Pascal se confrontait à la
                  question de l'existence ou non de Dieu. Il ne
                  cherchait pas à la "prouver", cette preuve étant
                  impossible à fournir, comme d'ailleurs la preuve de
                  son inexistence :  nous ne pouvons connaître "ni
                  l'existence ni la nature de Dieu, parce qu'Il n'a ni
                  étendue ni borne". Il n'y a que par la foi en Lui que
                  nous pouvons le connaître. Ou bien Dieu est, ou bien
                  Il n'est pas. Comment choisir, puisque nous ne pouvons
                  savoir s'Il est ou non ? "Il se joue un jeu (...) où
                  il arrivera croix ou pile" (face ou pile) : "que
                  gagerez-vous ?" C'est le pari que fait Pascal : on ne
                  peut répondre à la question de l'existence ou non de
                  Dieu en faisant usage de la raison, mais il faut tout
                  de même y répondre, à cette question à laquelle on ne
                  peut répondre... il faut donc parier, et donc risquer
                  de perdre ce qu'on a gagé : "vous avez deux choses à
                  perdre : le vrai et le bien". De ce que vous engagez,
                  seule la béatitude compte. Or selon que vous pariez
                  sur l'existence de Dieu ou son inexistence, vous
                  pouvez gagner ou non la béatitude éternelle, être ou
                  non du nombre des élus, ou risquer de payer votre pari
                  de votre damnation. Si vous pariez sur l'existence de
                  Dieu mais que Dieu n'existe pas, au pire, vous passez
                  pour un con, mais vous n'avez rien perdu à part
                                          peut-être un peu
                                          d'amour-propre
                              : vous vous êtes seulement trompé.
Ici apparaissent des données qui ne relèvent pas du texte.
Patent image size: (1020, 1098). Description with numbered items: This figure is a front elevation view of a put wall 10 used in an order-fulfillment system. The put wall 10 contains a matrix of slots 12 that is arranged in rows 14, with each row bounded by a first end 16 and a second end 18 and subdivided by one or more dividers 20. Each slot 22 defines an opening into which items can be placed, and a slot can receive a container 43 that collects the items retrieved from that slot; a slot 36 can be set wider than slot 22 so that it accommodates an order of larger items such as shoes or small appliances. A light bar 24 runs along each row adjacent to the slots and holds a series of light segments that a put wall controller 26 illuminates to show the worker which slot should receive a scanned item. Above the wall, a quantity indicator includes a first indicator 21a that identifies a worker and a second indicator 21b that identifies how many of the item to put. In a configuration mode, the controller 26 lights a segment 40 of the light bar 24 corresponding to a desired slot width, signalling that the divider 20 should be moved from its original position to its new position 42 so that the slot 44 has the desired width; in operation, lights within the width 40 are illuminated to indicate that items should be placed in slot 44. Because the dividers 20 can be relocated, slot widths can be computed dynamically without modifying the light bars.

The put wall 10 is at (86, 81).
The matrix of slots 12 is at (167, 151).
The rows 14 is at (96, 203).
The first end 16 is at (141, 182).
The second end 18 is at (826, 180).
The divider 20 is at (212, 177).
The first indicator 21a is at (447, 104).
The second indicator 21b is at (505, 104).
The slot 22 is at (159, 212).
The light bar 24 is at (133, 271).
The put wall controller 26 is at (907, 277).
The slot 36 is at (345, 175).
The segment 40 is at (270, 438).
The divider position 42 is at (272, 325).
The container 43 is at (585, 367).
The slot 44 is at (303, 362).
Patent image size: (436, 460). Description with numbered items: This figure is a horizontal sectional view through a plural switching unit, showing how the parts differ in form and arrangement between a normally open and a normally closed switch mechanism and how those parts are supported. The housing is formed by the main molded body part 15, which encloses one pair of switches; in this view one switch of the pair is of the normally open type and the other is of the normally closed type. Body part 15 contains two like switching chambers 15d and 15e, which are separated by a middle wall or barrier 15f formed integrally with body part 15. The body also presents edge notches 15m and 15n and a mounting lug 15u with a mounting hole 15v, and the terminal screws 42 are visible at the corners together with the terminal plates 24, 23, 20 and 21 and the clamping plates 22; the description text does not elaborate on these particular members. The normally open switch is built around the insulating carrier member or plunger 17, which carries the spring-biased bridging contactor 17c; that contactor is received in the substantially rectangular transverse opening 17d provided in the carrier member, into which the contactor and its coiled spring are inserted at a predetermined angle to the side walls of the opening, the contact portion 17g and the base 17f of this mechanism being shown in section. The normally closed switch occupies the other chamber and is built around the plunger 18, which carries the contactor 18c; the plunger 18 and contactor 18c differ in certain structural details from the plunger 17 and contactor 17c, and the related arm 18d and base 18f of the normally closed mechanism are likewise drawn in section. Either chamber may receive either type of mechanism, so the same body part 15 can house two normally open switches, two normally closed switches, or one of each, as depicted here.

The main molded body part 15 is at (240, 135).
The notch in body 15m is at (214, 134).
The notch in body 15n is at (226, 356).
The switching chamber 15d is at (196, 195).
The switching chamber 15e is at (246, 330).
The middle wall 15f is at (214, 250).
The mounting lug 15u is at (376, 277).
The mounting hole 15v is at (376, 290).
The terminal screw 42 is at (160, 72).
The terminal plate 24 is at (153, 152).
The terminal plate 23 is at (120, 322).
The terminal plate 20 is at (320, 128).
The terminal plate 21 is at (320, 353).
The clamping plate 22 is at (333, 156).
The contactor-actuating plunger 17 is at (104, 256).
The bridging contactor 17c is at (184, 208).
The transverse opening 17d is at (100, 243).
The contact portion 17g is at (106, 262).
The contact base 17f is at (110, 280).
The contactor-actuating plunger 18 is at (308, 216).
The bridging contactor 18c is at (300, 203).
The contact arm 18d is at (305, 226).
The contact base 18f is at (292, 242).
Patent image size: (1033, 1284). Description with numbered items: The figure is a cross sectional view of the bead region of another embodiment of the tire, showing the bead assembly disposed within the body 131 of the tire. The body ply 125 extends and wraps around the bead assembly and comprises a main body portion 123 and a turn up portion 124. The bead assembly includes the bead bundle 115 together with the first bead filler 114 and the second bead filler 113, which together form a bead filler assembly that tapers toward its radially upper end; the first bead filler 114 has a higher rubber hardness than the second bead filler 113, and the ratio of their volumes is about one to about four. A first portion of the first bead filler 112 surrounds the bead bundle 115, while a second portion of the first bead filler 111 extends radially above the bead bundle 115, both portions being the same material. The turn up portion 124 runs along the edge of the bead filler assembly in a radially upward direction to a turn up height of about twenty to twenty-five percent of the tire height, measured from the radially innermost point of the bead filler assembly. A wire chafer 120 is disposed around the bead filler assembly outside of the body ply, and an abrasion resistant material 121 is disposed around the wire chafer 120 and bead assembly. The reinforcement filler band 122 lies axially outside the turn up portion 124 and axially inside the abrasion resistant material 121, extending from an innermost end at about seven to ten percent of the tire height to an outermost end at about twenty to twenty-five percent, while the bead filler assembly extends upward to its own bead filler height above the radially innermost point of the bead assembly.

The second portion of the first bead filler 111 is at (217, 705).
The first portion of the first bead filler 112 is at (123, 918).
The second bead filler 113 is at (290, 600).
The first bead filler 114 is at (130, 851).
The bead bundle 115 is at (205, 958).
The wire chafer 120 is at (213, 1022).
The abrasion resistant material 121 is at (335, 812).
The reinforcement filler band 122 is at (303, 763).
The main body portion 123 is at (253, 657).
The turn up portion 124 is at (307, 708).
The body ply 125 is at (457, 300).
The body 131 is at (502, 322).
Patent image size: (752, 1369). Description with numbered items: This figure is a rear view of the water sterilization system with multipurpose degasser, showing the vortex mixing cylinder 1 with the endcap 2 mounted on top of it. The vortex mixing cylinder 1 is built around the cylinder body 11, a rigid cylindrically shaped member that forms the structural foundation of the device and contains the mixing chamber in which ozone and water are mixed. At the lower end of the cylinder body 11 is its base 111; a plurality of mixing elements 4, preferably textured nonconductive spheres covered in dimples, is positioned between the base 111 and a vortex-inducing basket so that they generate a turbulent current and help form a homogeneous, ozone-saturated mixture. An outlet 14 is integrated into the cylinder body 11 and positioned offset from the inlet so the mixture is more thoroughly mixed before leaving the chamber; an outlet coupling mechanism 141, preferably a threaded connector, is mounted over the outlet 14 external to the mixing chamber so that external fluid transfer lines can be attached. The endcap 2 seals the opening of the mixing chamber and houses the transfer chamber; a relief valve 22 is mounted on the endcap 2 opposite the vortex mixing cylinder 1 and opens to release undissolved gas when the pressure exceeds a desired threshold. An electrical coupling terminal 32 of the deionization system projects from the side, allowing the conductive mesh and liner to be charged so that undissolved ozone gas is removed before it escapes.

                  En revanche, si vous pariez sur l'inexistence de Dieu
                  mais que Dieu existe, vous payez ce parti perdu de la
                  damnation éternelle. Ce risque est trop grand pour le
                  courir : pariez donc sur l'existence de Dieu : s'Il
                  existe, vous gagnez peut-être (s'Il le veut) la
                  béatitude (Calvin ajouterait que de toute façon, il a
                  décidé de toute éternité de votre salut ou de votre
                  damnation...). Risque pour risque, mieux vaut
                              celui de passer pour un con que celui
                              d'être damné pour l'éternité. La
                              traduction électorale française, c'est le
                  "Canard Enchaîné" de cette semaine qui nous la donne,
                  en titrant "Ni Le Pen, ni Marine !" (en 2017, il
                  titrait "ni Marine, ni Le Pen"...) et en résumant :
                  mettre Macron et Le Pen "sur le même pied, c'est
                  confondre le risque et le danger". Car "une fois dans
                  la place, l'extrême-droite s’incruste, verrouille la
                  com', coupe le sifflet à l'opposition, balance chaque
                  jour sa propagande, fait dans le clientélisme,
                  installe des capos dans les bureaux"... Risque
                                          pour risque, mieux vaut alors
                                          supporter Macron encore
                                          pendant cinq ans (il ne peut
                                          plus être candidat une
                                          troisième fois), que Le Pen
                                          pendant on ne sait pas combien
                                          de temps, avec le
                                          programme(d'extrême-droite)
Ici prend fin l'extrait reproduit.